Friday, March 17, 2023

Six Questions for Skylar Burris, Editor, Ancient Paths Literary Magazine

Ancient Paths publishes poetry (12 to 60 lines), flash fiction (100 to 1,000 words), and art. “Most genres are acceptable, but literary fiction and contemporary, mainstream fiction will be given preference.” Read the complete guidelines here.

SQF: Why did you start this magazine?

Skyler Burris: I founded Ancient Paths over two decades ago, in 1998. At the time, I thought there was a lack of quality markets for Christian-themed writing. Much of what was available often seemed heavily didactic, and I wanted to provide a forum where writers could explore spiritual themes in a more subtle and nuanced way. Although Ancient Paths contains predominantly Christian content, it publishes works from writers of all faiths and often explores universal spiritual themes.      

SQF: What are the top three things you look for in a submission and why?


1. A great opening line (or two or three). This is most important when it comes to fiction submissions. After seeing hundreds of stories cross my desk, I need the first sentence or two of a story to hook me as a reader to propel me to keep reading.  

2. A smooth flow and a good "sound." In poetry, this means consistent meter or rhythm. In fiction, this means the prose should move along at a steady pace. In either case, the work should be enjoyable to read aloud.  

3. An emotional impact. Above all, I want to feel something when I read your poem or work of short fiction. Whether it moves me to think, ask deep questions, reflect nostalgically, laugh, or cry - a submission has a much greater chance of acceptance if it leaves a mark.     


SQF: What most often turns you off to a submission?

SB: When it's clear the writer didn't bother to read the guidelines that are clearly posted and easy to access on the website. This is obvious when a writer sends a type of writing I don't publish at all, when a writer doesn't follow the format requested for submission, or when a writer sends a submission that is too long. An even worse turn-off is a cover letter that states, "I know your submission guidelines say ____, BUT...." 

The second thing that most turns me off is didacticism within a work. A work should communicate its theme or message without beating the reader over the head with it. 

SQF: What do you look for in the opening paragraph(s)/stanza(s) of a submission?

SB: As I mentioned earlier, a line (or lines) that will make me want to keep reading. I want to get a sense that I'm going to care where the story (or its characters) end up.   When it comes to poetry, I want to know from the first line that the writing is going to show a solid grasp of "sound."   

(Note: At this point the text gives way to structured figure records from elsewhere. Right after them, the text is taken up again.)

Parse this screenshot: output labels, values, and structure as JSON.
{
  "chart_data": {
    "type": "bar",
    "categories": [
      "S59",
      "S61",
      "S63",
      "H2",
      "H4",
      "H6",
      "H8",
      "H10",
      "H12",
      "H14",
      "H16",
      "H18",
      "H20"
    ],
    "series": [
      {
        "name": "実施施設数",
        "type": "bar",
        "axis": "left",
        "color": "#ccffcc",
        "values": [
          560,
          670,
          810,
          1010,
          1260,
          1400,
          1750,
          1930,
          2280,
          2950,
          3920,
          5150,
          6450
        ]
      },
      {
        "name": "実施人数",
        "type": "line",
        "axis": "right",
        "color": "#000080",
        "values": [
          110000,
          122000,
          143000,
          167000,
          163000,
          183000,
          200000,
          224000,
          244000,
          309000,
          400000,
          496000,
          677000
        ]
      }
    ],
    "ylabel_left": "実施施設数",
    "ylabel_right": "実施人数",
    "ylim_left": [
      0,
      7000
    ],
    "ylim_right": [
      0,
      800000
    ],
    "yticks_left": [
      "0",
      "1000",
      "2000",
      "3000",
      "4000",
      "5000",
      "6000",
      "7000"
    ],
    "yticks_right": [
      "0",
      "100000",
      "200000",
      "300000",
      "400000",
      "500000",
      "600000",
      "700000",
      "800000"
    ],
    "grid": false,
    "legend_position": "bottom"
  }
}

SQF: What would you like readers to know about your editing and writing services?

SB: I provide detailed line editing services to authors who plan to self-publish or who are honing their manuscripts for submission to traditional publishers.  I offer a free sample edit to allow prospective clients to evaluate my services.  

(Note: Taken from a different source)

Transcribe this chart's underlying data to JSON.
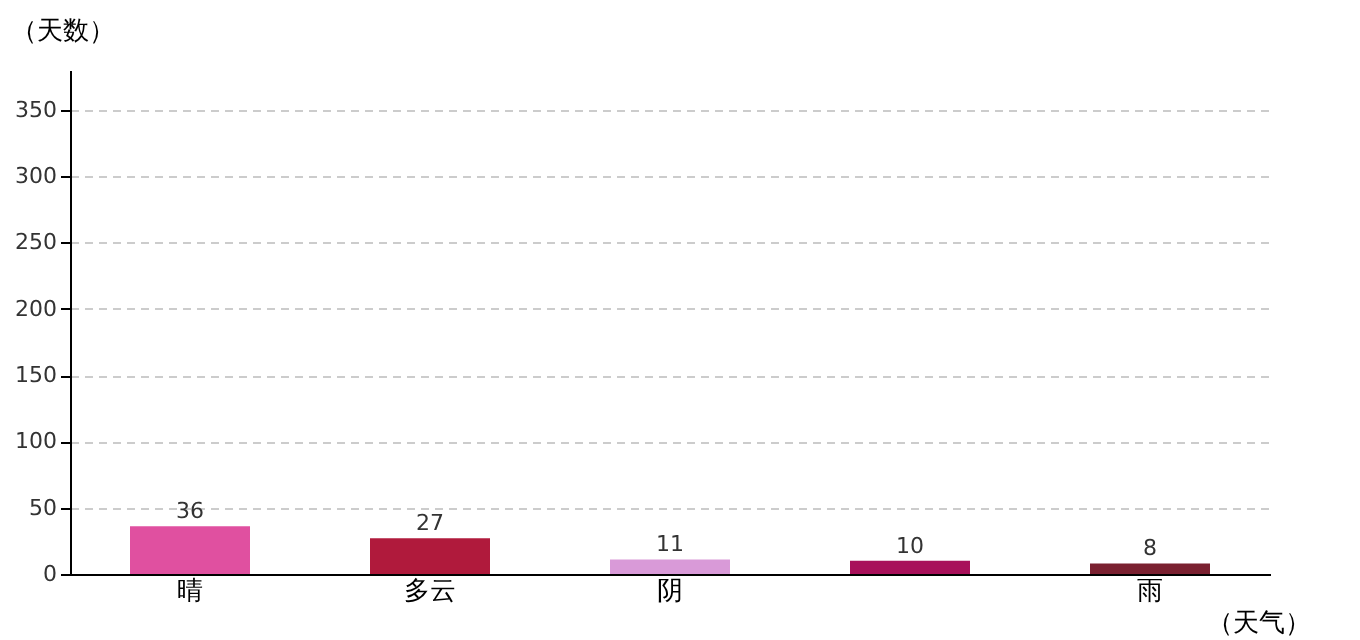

SQF: What one question on this topic do you wish I'd asked that I didn't? And how would you answer it?

SB: Maybe - What sorts of works do you avoid publishing? In my case, I would answer stream-of-conscious writings, stories with explicit sexual content, devotions, nonfiction pieces, and simple retellings of Bible stories.


Thank you, Skylar. We all appreciate your taking time from your busy schedule to participate in this project.